Spark Email is, in a sense, the new kid on the block. It debuted to favourable reviews in early 2019. It includes many of the essentials, such as email snoozing, sending emails later, reminders, pinned emails, and the ability to reverse outgoing messages. Furthermore, the user interface is elegant, and you may examine each email address independently or in a global inbox. Around here, we’re huge supporters of universal inboxes. The app’s main selling point is its Smart Inbox, which filters out junk email in favour of only the vital items. It’s a nice feature, but Spark is an outstanding email client that supports most email addresses even without it.

9. TypeApp Email

TypeApp Email is a very standard email client. It does everything you’d expect it to. This includes compatibility for the majority of email services, a unified inbox, push alerts, rich text emails, wireless printer capabilities, and a few more handy features. Wear OS compatibility, a dark mode, themes, and other customization options are also included. It’s not going to blow your head. It is, however, an excellent, straightforward email app that performs what it claims. In our testing, we also enjoyed the Material Design UI and the very straightforward manner of switching accounts. In terms of UI, it reminds us a lot of Blue Mail. It’s fine in any case; it’s simply not interesting.

10. Individual clients like Outlook

The problem is, most third-party email programmes operate very well. However, there is an advantage to having a separate app for your email service. We included Gmail because it is pre-installed on the majority of smartphones. Others, such as Microsoft Outlook and Yahoo Mail, do not. They connect directly to the service and can perform functions that third-party clients cannot. Outlook, for example, includes a Focused Inbox function that prioritises emails depending on their significance. It also directly interfaces with Microsoft’s calendar service. Travel View, more granular notification options, and theming are all available in Yahoo Mail. If you just have one email address that isn’t a Gmail account, you should consider utilising the official app to get the most out of it.


The basic email applications that come with phones are really rather functional.
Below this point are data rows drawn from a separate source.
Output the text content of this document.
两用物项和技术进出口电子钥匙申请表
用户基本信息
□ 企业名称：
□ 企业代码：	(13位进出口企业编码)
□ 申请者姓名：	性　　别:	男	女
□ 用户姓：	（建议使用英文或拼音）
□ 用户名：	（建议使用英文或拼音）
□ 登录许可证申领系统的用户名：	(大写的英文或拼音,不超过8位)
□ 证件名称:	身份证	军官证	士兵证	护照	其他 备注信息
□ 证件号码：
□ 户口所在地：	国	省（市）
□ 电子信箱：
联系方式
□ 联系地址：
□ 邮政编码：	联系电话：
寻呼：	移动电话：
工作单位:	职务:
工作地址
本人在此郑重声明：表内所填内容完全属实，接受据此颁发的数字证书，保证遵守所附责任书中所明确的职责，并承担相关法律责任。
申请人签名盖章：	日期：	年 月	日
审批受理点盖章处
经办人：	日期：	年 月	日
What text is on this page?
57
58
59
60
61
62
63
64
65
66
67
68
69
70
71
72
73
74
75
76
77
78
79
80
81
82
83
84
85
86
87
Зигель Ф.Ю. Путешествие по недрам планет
They typically provide the fundamentals, such as multiple email logins, different email clients, forwarding, archiving, deletion, and so on. Many people on this list are probably seeking for something more. The native email apps on your smartphone, on the other hand, are typically about as basic, clean, and straightforward as it gets. Furthermore, hardly none of them include advertisements, charge a fee, or anything of the kind. Plus, they’re already on your phone, so they’re not taking up any extra space. It’s a wonderful choice if you need something quick and easy. Those who want power user features should avoid using these.